We call the function.

ann_3 <- ann_rcpp(as.matrix(dat_3[, c("x1", "x2")]), 
               dat_3$y, 
               q = 3, 
               alpha = 0.5, 
               n_iter = 15000, 
               seed = 2018)

## Iter: 0 
## Iter: 1000 
## Iter: 2000 
## Iter: 3000 
## Iter: 4000 
## Iter: 5000 
## Iter: 6000 
## Iter: 7000 
## Iter: 8000 
## Iter: 9000 
## Iter: 10000 
## Iter: 11000 
## Iter: 12000 
## Iter: 13000 
## Iter: 14000

Loss function values:

plot_loss_iter(ann_3)

The fitted values can be seen in the following plot. The sub-plot on the left shows the predicted probabilities by the fitted ANN, and the sub-plot on the right shows the real probabilities. It can be seen that the parameters fit the data very well.

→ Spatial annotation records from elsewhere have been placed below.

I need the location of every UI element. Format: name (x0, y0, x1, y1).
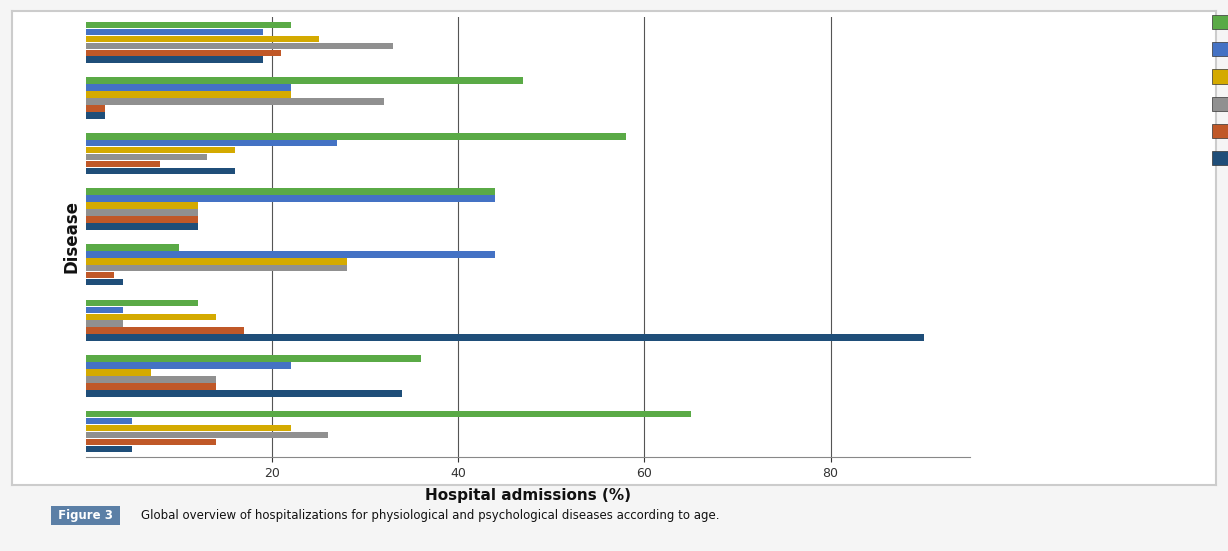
Bar (86, 105, 104, 112)
Bar (86, 251, 495, 258)
Bar (86, 154, 208, 160)
Bar (86, 91, 291, 98)
Bar (86, 300, 198, 306)
Bar (86, 223, 198, 230)
Bar (86, 209, 198, 216)
Bar (86, 98, 384, 105)
Bar (86, 272, 114, 278)
Legend: >65, 55-65, 45-55, 30-45, 15-30, 0-15: >65, 55-65, 45-55, 30-45, 15-30, 0-15 (1212, 15, 1228, 166)
Bar (86, 21, 291, 28)
Bar (86, 439, 216, 445)
Bar (86, 321, 123, 327)
Bar (86, 418, 133, 424)
Text: Figure 3: Figure 3 (54, 509, 117, 522)
Bar (86, 362, 291, 369)
Bar (86, 265, 346, 272)
Text: Global overview of hospitalizations for physiological and psychological diseases: Global overview of hospitalizations for … (141, 509, 720, 522)
Bar (86, 390, 403, 397)
Bar (86, 258, 346, 264)
Bar (86, 202, 198, 209)
Bar (86, 112, 104, 118)
Bar (86, 327, 244, 334)
Bar (86, 314, 216, 320)
Bar (86, 334, 923, 341)
Bar (86, 29, 263, 35)
Bar (86, 140, 338, 147)
Bar (86, 376, 216, 382)
Bar (86, 77, 523, 84)
Bar (86, 133, 626, 139)
Bar (86, 244, 179, 251)
Bar (86, 36, 318, 42)
Bar (86, 57, 263, 63)
Bar (86, 196, 495, 202)
Bar (86, 168, 235, 174)
Bar (86, 355, 421, 362)
Bar (86, 446, 133, 452)
Bar (86, 411, 691, 417)
Bar (86, 425, 291, 431)
Bar (86, 147, 235, 153)
Bar (86, 279, 123, 285)
Bar (86, 431, 328, 438)
Y-axis label: Disease: Disease (63, 201, 80, 273)
Bar (86, 188, 495, 195)
Bar (86, 216, 198, 223)
Bar (86, 383, 216, 390)
X-axis label: Hospital admissions (%): Hospital admissions (%) (425, 488, 631, 504)
Bar (86, 42, 393, 49)
Bar (86, 306, 123, 313)
Bar (86, 161, 161, 168)
Bar (86, 369, 151, 376)
Bar (86, 84, 291, 91)
Bar (86, 50, 281, 56)
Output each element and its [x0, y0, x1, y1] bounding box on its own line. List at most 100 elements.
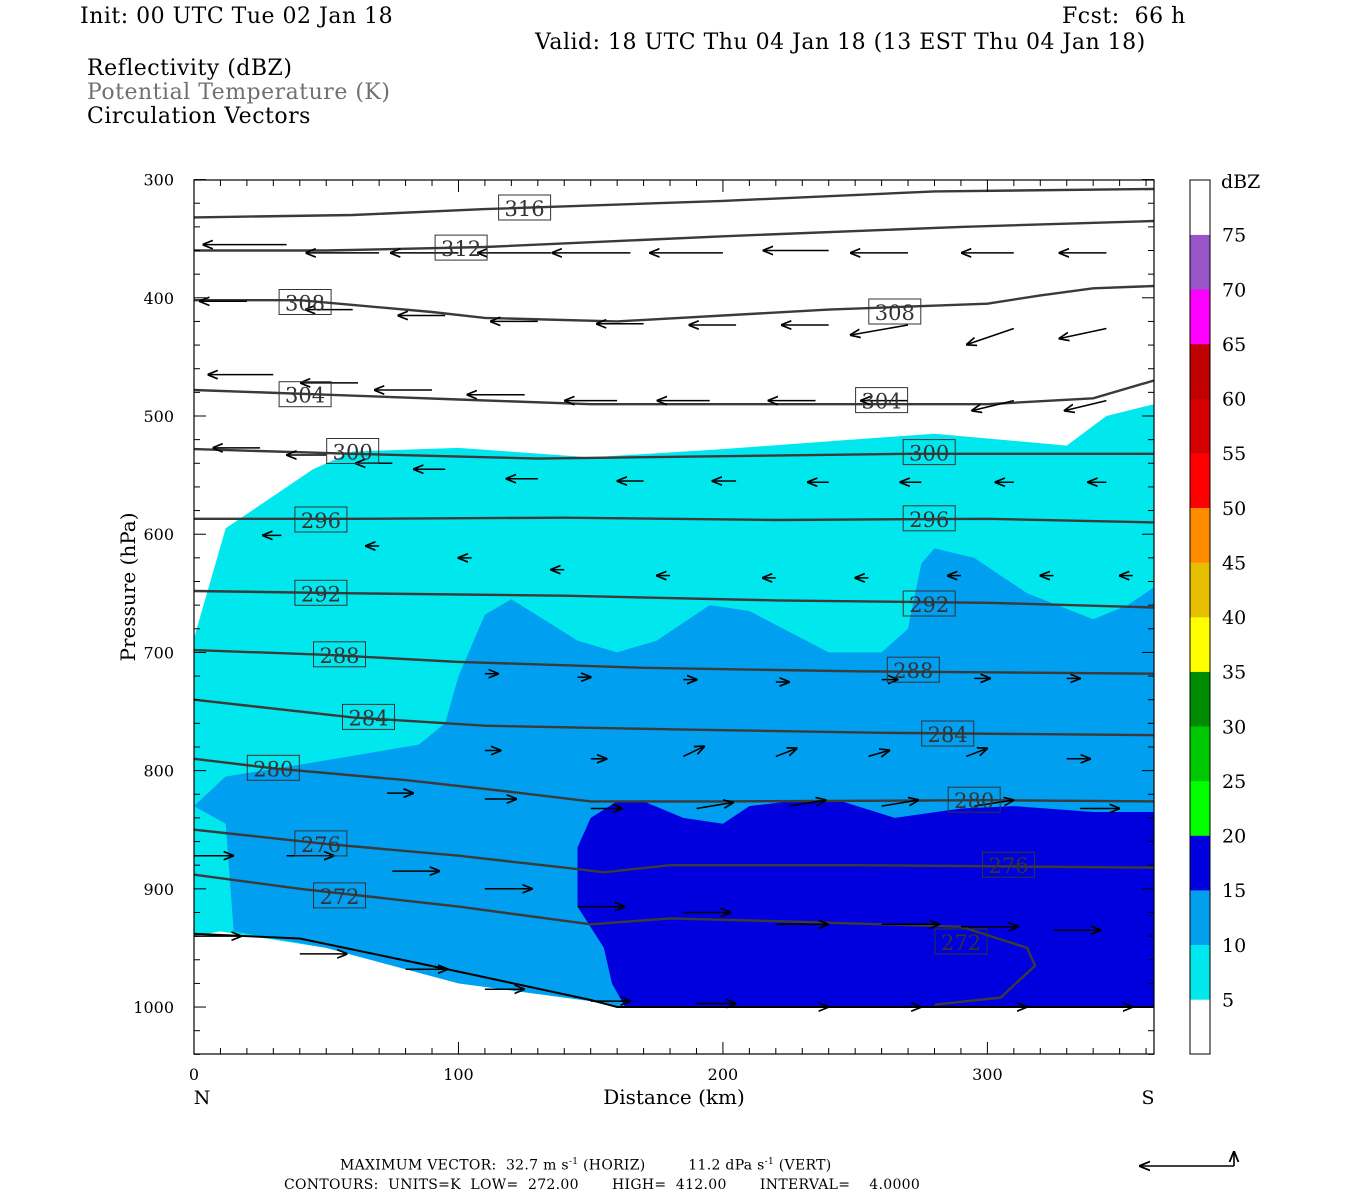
theta-contour-label-text: 296 [301, 509, 341, 533]
south-end-label: S [1141, 1087, 1154, 1109]
colorbar-swatch [1190, 507, 1210, 563]
colorbar-swatch [1190, 835, 1210, 891]
theta-contour-284 [194, 698, 1154, 737]
theta-contour-label-text: 288 [893, 659, 933, 683]
x-tick-label: 100 [443, 1065, 474, 1084]
colorbar-label: 60 [1222, 389, 1246, 411]
colorbar-label: 35 [1222, 662, 1246, 684]
y-tick-label: 900 [143, 880, 174, 899]
theta-contour-label: 312 [434, 234, 488, 261]
circulation-vector [775, 748, 797, 758]
y-tick-label: 1000 [133, 998, 174, 1017]
theta-contour-label: 280 [947, 786, 1001, 813]
colorbar-label: 5 [1222, 989, 1234, 1011]
valid-time-label: Valid: 18 UTC Thu 04 Jan 18 (13 EST Thu … [535, 30, 1146, 55]
theta-contour-296 [194, 516, 1154, 524]
colorbar-swatch [1190, 890, 1210, 945]
theta-contour-label-text: 272 [941, 931, 981, 955]
north-end-label: N [194, 1087, 211, 1109]
theta-contour-label: 276 [294, 830, 348, 857]
y-tick-label: 700 [143, 643, 174, 662]
colorbar-swatch [1190, 780, 1210, 836]
theta-contour-label: 300 [902, 439, 956, 466]
theta-contour-label-text: 300 [333, 441, 373, 465]
theta-contour-label: 304 [278, 381, 332, 408]
colorbar-swatch [1190, 180, 1210, 235]
theta-contour-label: 304 [855, 387, 909, 414]
theta-contour-label-text: 304 [285, 384, 325, 408]
circulation-vector [974, 800, 1013, 807]
theta-contour-label-text: 316 [505, 197, 545, 221]
y-axis-title: Pressure (hPa) [116, 513, 140, 662]
theta-contour-label-text: 292 [909, 593, 949, 617]
colorbar-label: 15 [1222, 880, 1246, 902]
theta-contour-label: 292 [902, 590, 956, 617]
circulation-vector [967, 327, 1015, 345]
colorbar-label: 20 [1222, 826, 1246, 848]
theta-contour-label-text: 280 [954, 789, 994, 813]
x-tick-label: 300 [972, 1065, 1003, 1084]
circulation-vector [868, 750, 889, 756]
colorbar-swatch [1190, 562, 1210, 618]
colorbar-label: 30 [1222, 716, 1246, 738]
theta-contour-label: 272 [934, 928, 988, 955]
colorbar-swatch [1190, 289, 1210, 345]
theta-contour-label-text: 284 [348, 706, 388, 730]
theta-contour-label-text: 312 [441, 237, 481, 261]
theta-contour-label-text: 288 [319, 644, 359, 668]
theta-contour-label-text: 304 [862, 390, 902, 414]
colorbar-frame [1189, 179, 1211, 1055]
theta-contour-312 [194, 219, 1154, 252]
reflectivity-region-15dbz [577, 801, 1154, 1007]
theta-contour-label: 316 [498, 194, 552, 221]
colorbar-label: 55 [1222, 443, 1246, 465]
contour-info-note: CONTOURS: UNITS=K LOW= 272.00 HIGH= 412.… [284, 1177, 921, 1193]
theta-contour-label: 296 [902, 505, 956, 532]
max-vector-end: (VERT) [774, 1157, 832, 1174]
theta-contour-label-text: 284 [928, 723, 968, 747]
theta-contour-label-text: 296 [909, 508, 949, 532]
theta-contour-280 [194, 757, 1154, 803]
y-tick-label: 600 [143, 525, 174, 544]
colorbar-swatch [1190, 999, 1210, 1055]
circulation-vector [851, 324, 909, 335]
max-vector-vert-exp: -1 [764, 1157, 775, 1167]
colorbar-swatch [1190, 234, 1210, 290]
colorbar-label: 25 [1222, 771, 1246, 793]
theta-contour-label: 272 [313, 882, 366, 909]
theta-contour-label: 288 [313, 641, 366, 668]
colorbar-swatch [1190, 453, 1210, 508]
colorbar-label: 75 [1222, 225, 1246, 247]
x-axis-title: Distance (km) [603, 1085, 745, 1109]
colorbar-swatch [1190, 617, 1210, 672]
max-vector-horiz-exp: -1 [568, 1157, 579, 1167]
forecast-hour-label: Fcst: 66 h [1062, 4, 1186, 29]
theta-contour-label: 276 [982, 851, 1035, 878]
theta-contour-label: 300 [326, 438, 380, 465]
colorbar-swatch [1190, 398, 1210, 454]
theta-contour-292 [194, 589, 1154, 609]
theta-contour-276 [194, 828, 1154, 874]
colorbar-label: 45 [1222, 552, 1246, 574]
theta-contour-label-text: 276 [988, 854, 1028, 878]
field-label-reflectivity: Reflectivity (dBZ) [87, 56, 293, 81]
y-tick-label: 400 [143, 289, 174, 308]
max-vector-note: MAXIMUM VECTOR: 32.7 m s-1 (HORIZ) 11.2 … [340, 1157, 831, 1174]
theta-contour-label-text: 272 [319, 885, 359, 909]
max-vector-prefix: MAXIMUM VECTOR: 32.7 m s [340, 1157, 569, 1174]
circulation-vector [881, 800, 918, 807]
colorbar-title: dBZ [1221, 171, 1260, 193]
colorbar-swatch [1190, 726, 1210, 782]
max-vector-mid: (HORIZ) 11.2 dPa s [578, 1157, 765, 1174]
circulation-vector [788, 800, 825, 807]
colorbar-label: 50 [1222, 498, 1246, 520]
colorbar-swatch [1190, 343, 1210, 399]
theta-contour-label: 296 [294, 506, 348, 533]
colorbar-label: 70 [1222, 279, 1246, 301]
colorbar-label: 40 [1222, 607, 1246, 629]
theta-contour-label: 280 [246, 754, 300, 781]
plot-frame [193, 179, 1155, 1055]
x-tick-label: 200 [708, 1065, 739, 1084]
theta-contour-label: 308 [868, 298, 922, 325]
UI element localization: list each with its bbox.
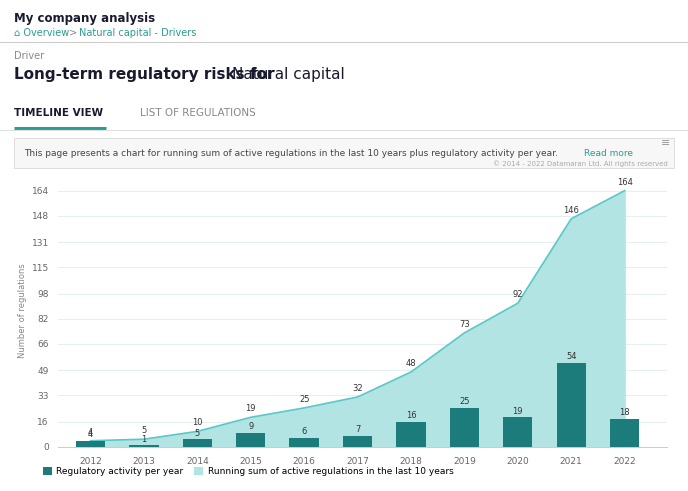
Text: My company analysis: My company analysis bbox=[14, 12, 155, 25]
Text: LIST OF REGULATIONS: LIST OF REGULATIONS bbox=[140, 108, 256, 118]
Text: Natural capital: Natural capital bbox=[232, 67, 345, 82]
Text: 7: 7 bbox=[355, 426, 361, 435]
Text: 54: 54 bbox=[566, 352, 577, 361]
Text: 10: 10 bbox=[192, 418, 202, 428]
Text: Read more: Read more bbox=[584, 148, 633, 158]
Text: 164: 164 bbox=[616, 178, 632, 187]
Legend: Regulatory activity per year, Running sum of active regulations in the last 10 y: Regulatory activity per year, Running su… bbox=[39, 464, 457, 480]
Text: © 2014 - 2022 Datamaran Ltd. All rights reserved: © 2014 - 2022 Datamaran Ltd. All rights … bbox=[493, 160, 667, 167]
Bar bbox=[557, 362, 586, 447]
Bar bbox=[76, 441, 105, 447]
Text: Natural capital - Drivers: Natural capital - Drivers bbox=[79, 28, 196, 38]
Text: Long-term regulatory risks for: Long-term regulatory risks for bbox=[14, 67, 275, 82]
Text: 73: 73 bbox=[459, 320, 470, 329]
Bar bbox=[236, 433, 266, 447]
Text: 32: 32 bbox=[352, 384, 363, 393]
Text: 4: 4 bbox=[88, 428, 93, 437]
Text: 1: 1 bbox=[141, 435, 147, 444]
Text: 146: 146 bbox=[563, 206, 579, 215]
Bar bbox=[610, 419, 639, 447]
Text: 92: 92 bbox=[513, 290, 523, 300]
Bar bbox=[396, 422, 426, 447]
Text: 5: 5 bbox=[195, 429, 200, 437]
Text: Driver: Driver bbox=[14, 51, 44, 61]
Text: 4: 4 bbox=[88, 430, 93, 439]
Y-axis label: Number of regulations: Number of regulations bbox=[19, 264, 28, 358]
Text: 25: 25 bbox=[299, 395, 310, 404]
Text: 48: 48 bbox=[406, 359, 416, 368]
Text: 18: 18 bbox=[619, 409, 630, 417]
Bar bbox=[503, 417, 533, 447]
Bar bbox=[343, 436, 372, 447]
Bar bbox=[450, 408, 479, 447]
Text: 6: 6 bbox=[301, 427, 307, 436]
Text: ⌂ Overview: ⌂ Overview bbox=[14, 28, 69, 38]
Text: >: > bbox=[66, 28, 80, 38]
Bar bbox=[182, 439, 212, 447]
Text: TIMELINE VIEW: TIMELINE VIEW bbox=[14, 108, 103, 118]
Text: 9: 9 bbox=[248, 422, 253, 432]
Bar bbox=[290, 437, 319, 447]
Text: 16: 16 bbox=[406, 411, 416, 420]
Text: 19: 19 bbox=[513, 407, 523, 416]
Text: 5: 5 bbox=[141, 426, 147, 436]
Text: This page presents a chart for running sum of active regulations in the last 10 : This page presents a chart for running s… bbox=[24, 148, 558, 158]
Text: ≡: ≡ bbox=[661, 138, 670, 148]
Text: 25: 25 bbox=[459, 397, 470, 407]
Bar bbox=[129, 445, 159, 447]
Text: 19: 19 bbox=[246, 405, 256, 413]
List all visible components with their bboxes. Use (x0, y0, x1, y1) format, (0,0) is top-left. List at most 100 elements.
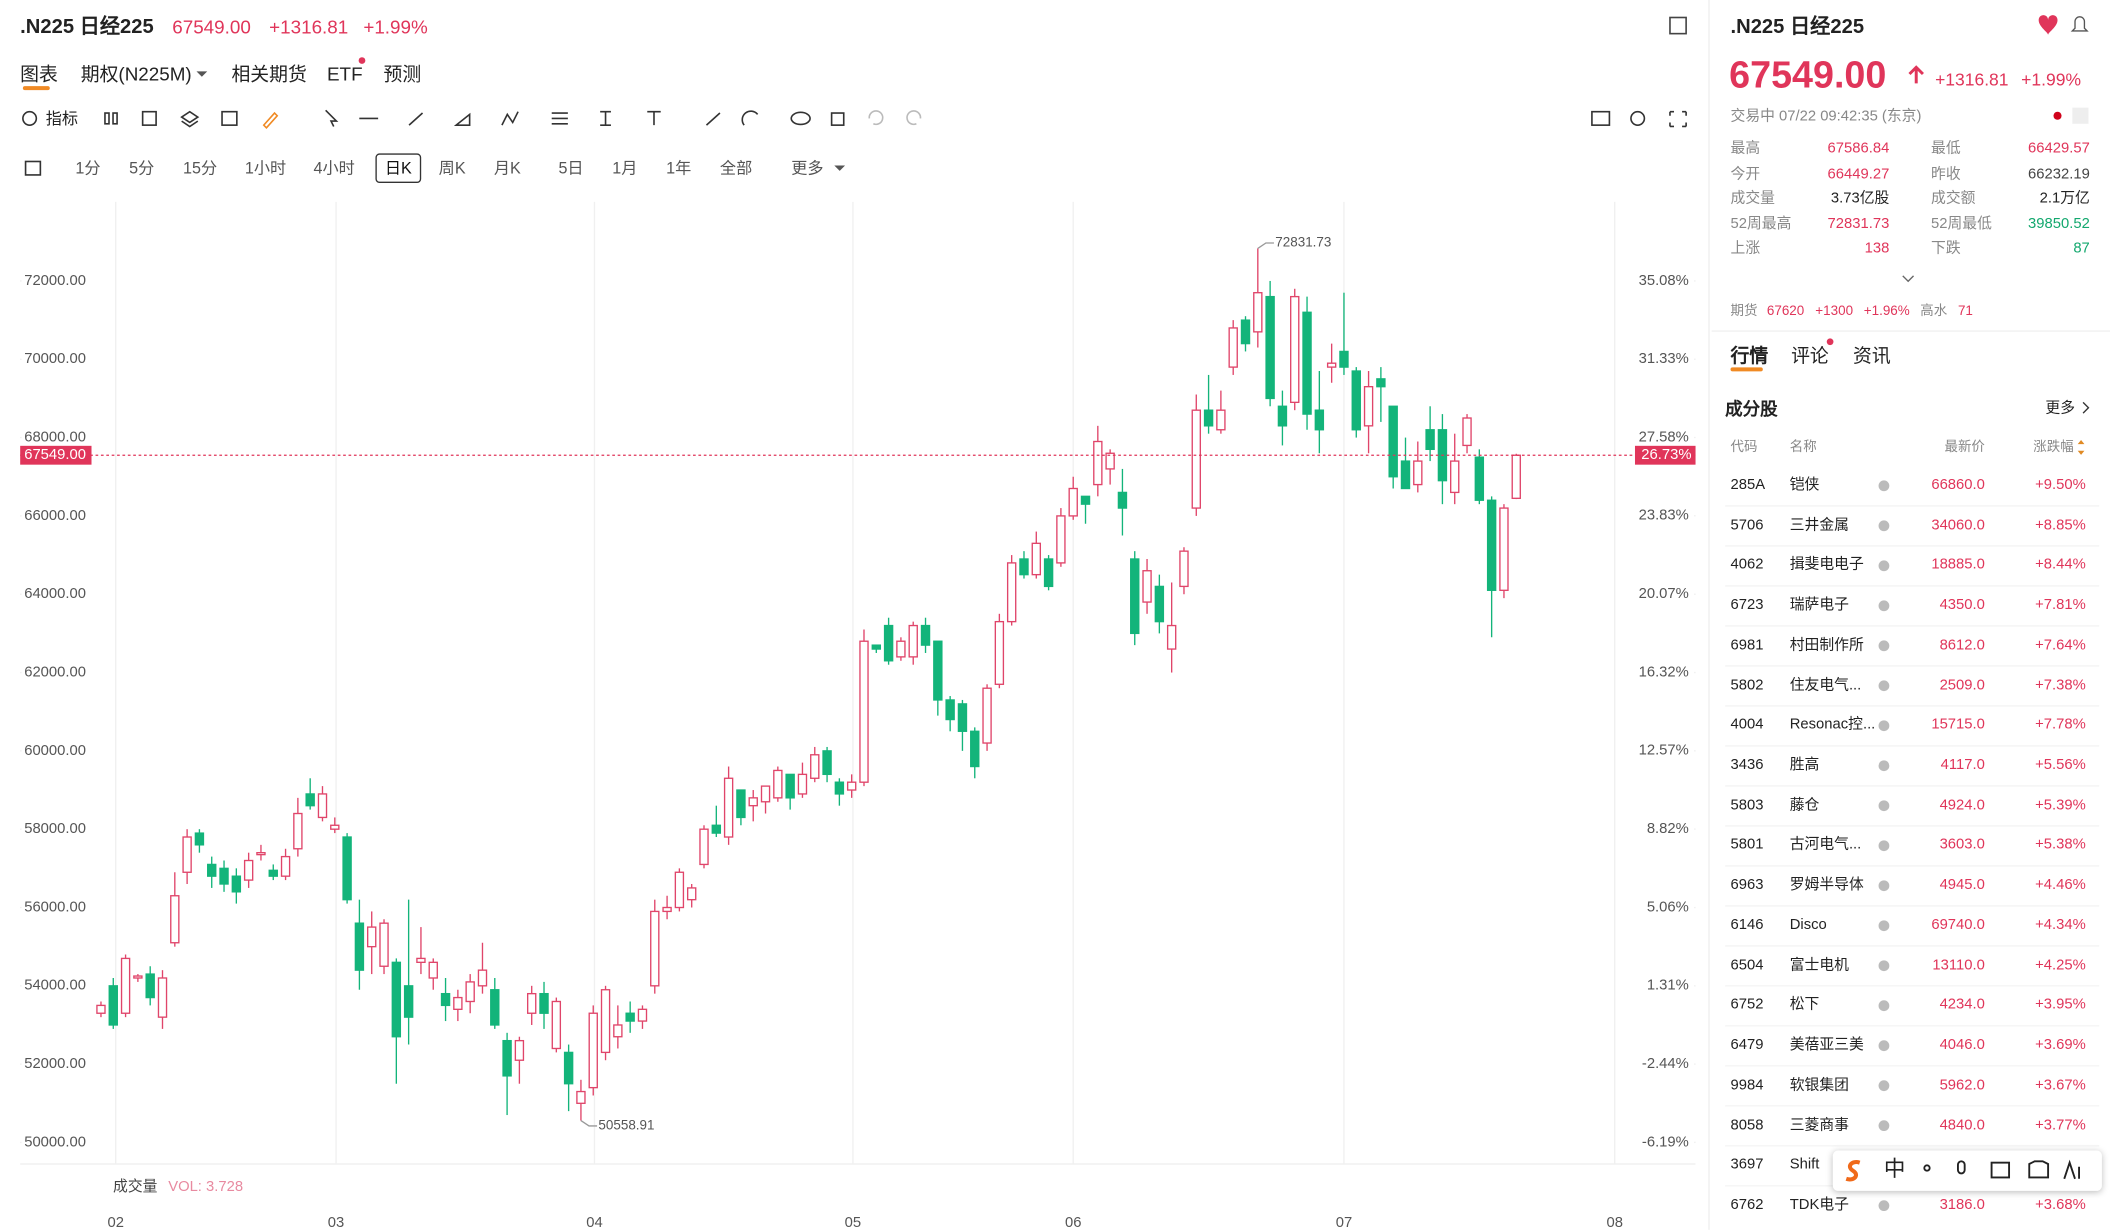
stock-name[interactable]: TDK电子 (1789, 1196, 1849, 1214)
period-button[interactable]: 日K (375, 153, 422, 184)
candle-body (207, 863, 217, 877)
stock-name[interactable]: 美蓓亚三美 (1789, 1036, 1864, 1054)
tab[interactable]: 期权(N225M) (80, 63, 192, 85)
expand-icon[interactable] (1902, 275, 1915, 283)
stock-name[interactable]: 胜高 (1789, 756, 1820, 774)
tab[interactable]: 相关期货 (231, 63, 307, 85)
panel-tab[interactable]: 行情 (1730, 344, 1769, 367)
x-tick-label: 07 (1336, 1215, 1352, 1230)
quote-change: +1316.81 (1935, 69, 2009, 90)
candle-body (1142, 570, 1152, 603)
stock-name[interactable]: 软银集团 (1789, 1076, 1849, 1094)
candle-body (896, 640, 906, 658)
candle-body (588, 1012, 598, 1089)
stock-icon (1878, 1080, 1890, 1092)
candle-body (650, 910, 660, 987)
tab[interactable]: ETF (326, 63, 363, 85)
tab-underline (1730, 367, 1763, 372)
stock-name[interactable]: Resonac控... (1789, 716, 1876, 734)
period-button[interactable]: 全部 (719, 158, 753, 178)
panel-tab[interactable]: 评论 (1791, 344, 1829, 367)
stock-name[interactable]: 三井金属 (1789, 517, 1849, 534)
sort-icon[interactable] (2077, 440, 2085, 455)
stock-name[interactable]: 瑞萨电子 (1789, 597, 1849, 614)
candle-body (1413, 460, 1423, 486)
tab[interactable]: 预测 (383, 63, 422, 85)
stock-change: +7.81% (2035, 597, 2086, 614)
stock-price: 3603.0 (1939, 836, 1985, 854)
y2-tick-label: 27.58% (1639, 429, 1689, 445)
stock-name[interactable]: 古河电气... (1789, 836, 1862, 854)
stock-code: 6963 (1730, 876, 1764, 894)
stock-code: 285A (1730, 477, 1766, 494)
stock-name[interactable]: 富士电机 (1789, 956, 1849, 974)
stock-name[interactable]: Shift (1789, 1156, 1820, 1174)
favorite-icon[interactable] (2038, 15, 2058, 35)
stock-name[interactable]: 揖斐电电子 (1789, 557, 1864, 574)
stock-name[interactable]: Disco (1789, 916, 1827, 934)
stock-name[interactable]: 铠侠 (1789, 477, 1820, 494)
volume-label: VOL: 3.728 (168, 1179, 243, 1195)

expand.grid(x1 = seq(0, 1, 0.05), x2 = seq(0, 1, 0.05)) %>% 
  mutate(real = p_3(x1, x2)) %>% 
  mutate(pred = predict(ann_3, as.matrix(.[, c("x1", "x2")]))) %>% 
  gather(type, prob, real, pred) %>% 
  ggplot(aes(x = x1, y = x2)) + 
  geom_tile(aes(fill = prob)) +
  facet_wrap(~type)

Conclusions

This post showed how to implement a simple gradient descent algorithm for a single-layer feedforward artificial neural network. The main function was implemented in Rcpp so the computation would be faster. The examples show that the implementation works, although could be improved by adding an automatic stopping rules and some criteria to select the \(\alpha\) in the gradient descent algorithm.